Signé en 1949 au début de « La guerre froide » cette alliance quarante années après, au lendemain de la chute de l’URSS, n’avait plus de raison d’exister. Malgré cela, le delitement des pays de l’est lui en founissant l’occasion, l’organisation atlantique profitait des faiblesses existantes pour s’élargir par l’intégration de quelques pays d’Europe centrale (Pologne, Hongrie, Roumanie).

Quel intérêt peut revêtir aujourd’hui le maintien dans quelque bloc militaire que ce soit, lorsqu’il est évident comme nous le prouve quotidiennement la situation internationale que la seule menace qui pèse actuellement sur notre pays, sur l’Europe est celle du terrorisme ? Loin de toute coalition militaire, le combat à mener contre cette menace permanente, consiste à éradiquer ses causes profondes que sont la pauvreté, l’absence d’instruction, la corruption, tout ce qui peut maintenir un peuple dans l’ignorance. L’OTAN est ici impuissante.

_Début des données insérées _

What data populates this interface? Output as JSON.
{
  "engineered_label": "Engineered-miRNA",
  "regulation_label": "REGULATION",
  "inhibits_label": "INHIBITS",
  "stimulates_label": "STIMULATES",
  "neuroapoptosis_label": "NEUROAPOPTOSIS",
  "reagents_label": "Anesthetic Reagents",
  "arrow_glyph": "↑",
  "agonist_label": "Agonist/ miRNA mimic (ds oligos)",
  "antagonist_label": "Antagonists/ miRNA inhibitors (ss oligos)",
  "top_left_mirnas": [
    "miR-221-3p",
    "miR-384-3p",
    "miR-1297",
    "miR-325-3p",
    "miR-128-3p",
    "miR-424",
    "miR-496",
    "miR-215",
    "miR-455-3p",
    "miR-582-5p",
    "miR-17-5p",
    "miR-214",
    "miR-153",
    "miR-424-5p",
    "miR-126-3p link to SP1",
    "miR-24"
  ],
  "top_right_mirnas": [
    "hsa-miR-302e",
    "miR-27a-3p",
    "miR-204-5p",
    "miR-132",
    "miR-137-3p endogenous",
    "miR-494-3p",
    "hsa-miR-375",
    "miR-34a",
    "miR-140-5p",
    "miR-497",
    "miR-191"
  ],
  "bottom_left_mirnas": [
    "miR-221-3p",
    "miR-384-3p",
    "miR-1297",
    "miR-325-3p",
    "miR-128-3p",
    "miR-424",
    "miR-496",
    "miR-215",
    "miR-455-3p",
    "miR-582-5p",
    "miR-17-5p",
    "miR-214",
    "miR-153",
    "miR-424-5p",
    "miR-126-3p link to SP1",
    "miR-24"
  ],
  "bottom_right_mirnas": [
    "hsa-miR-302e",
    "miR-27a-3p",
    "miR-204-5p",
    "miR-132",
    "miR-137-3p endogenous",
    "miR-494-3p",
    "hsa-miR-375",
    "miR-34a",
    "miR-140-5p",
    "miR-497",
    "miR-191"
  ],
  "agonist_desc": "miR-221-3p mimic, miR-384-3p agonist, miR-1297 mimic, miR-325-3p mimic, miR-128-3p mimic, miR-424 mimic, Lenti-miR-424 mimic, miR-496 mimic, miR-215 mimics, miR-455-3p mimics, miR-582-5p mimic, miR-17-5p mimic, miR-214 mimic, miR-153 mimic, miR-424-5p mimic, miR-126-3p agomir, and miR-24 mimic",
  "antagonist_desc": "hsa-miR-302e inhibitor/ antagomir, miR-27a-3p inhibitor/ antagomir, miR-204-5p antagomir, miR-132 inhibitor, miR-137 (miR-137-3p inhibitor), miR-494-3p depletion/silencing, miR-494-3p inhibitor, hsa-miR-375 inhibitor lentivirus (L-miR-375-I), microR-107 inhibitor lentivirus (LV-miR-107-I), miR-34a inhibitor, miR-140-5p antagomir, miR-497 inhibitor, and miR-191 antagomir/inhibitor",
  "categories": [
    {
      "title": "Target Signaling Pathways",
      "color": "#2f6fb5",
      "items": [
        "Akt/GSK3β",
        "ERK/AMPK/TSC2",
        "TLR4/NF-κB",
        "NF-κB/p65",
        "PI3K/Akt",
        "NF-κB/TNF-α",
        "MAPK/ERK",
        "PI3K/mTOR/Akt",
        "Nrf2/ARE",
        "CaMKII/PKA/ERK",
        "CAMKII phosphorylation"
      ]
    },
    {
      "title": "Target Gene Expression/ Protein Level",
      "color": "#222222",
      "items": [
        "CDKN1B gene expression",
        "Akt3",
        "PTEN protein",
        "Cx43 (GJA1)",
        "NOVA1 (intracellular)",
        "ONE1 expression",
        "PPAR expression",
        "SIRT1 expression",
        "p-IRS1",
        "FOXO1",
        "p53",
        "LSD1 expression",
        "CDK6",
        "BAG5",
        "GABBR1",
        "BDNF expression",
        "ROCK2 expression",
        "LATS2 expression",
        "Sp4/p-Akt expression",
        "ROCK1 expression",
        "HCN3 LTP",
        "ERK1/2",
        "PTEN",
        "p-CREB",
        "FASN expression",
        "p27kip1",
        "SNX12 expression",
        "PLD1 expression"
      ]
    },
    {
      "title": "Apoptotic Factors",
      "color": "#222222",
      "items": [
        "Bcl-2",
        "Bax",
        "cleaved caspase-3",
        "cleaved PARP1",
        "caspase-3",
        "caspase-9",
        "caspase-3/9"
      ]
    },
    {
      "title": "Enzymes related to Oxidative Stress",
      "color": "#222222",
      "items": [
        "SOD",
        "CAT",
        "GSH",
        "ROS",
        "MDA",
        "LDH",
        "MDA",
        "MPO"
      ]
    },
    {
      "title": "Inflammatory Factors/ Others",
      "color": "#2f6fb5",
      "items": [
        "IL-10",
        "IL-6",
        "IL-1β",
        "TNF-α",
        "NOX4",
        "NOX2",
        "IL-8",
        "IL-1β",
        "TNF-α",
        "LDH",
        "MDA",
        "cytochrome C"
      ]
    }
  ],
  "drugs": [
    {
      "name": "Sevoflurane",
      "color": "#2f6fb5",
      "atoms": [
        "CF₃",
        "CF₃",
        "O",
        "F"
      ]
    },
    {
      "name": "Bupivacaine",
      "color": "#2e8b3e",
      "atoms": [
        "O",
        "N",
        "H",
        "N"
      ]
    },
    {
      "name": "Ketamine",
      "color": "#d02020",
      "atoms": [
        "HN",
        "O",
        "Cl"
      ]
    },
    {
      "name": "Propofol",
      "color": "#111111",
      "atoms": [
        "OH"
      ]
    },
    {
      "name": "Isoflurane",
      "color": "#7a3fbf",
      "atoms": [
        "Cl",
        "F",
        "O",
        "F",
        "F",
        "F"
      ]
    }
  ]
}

La persistance des Etats-Unis à faire de cette organisation son « bras armé »risque d’entrainer,notre pays, l’Europe, dans une spirale d’agressions envers les différents ennemis de Trump. Actuellement un nombre important de bombes américaines sont positionnées sous couvert de l’OTAN dans divers pays de l’U.E.. Essentiellement tournées vers l’est, elles dépendent pour leur utilisation de la seule volonté des Etats-Unis. L’organisation atlantique, et le complexe militaro-industriel qui la soutien ont besoin de s’inventer un ennemi pour justifier les énormes budgets militaires des pays qui la composent (ils devraient dépasser 1000 milliards de dollars en 2019 ).
Une telle situation souffre des relations difficiles entre l’OTAN et l’ONU, la prédominance agressive des intérêts américains dans la première, portant préjudice aux interventions légales de la seconde . Thèse confirmée par l’intervention de Bush et Blair en Irak sans consultation de l’ONU .

En conclusion comme nous le montrons dans ce numéro les principales garanties d’une sécurité collectives en Europe sont : le retrait de l’OTAN, et agir pour faire de l’Europe la première zone de l’hémisphère nord exempte d’arme nucléaire.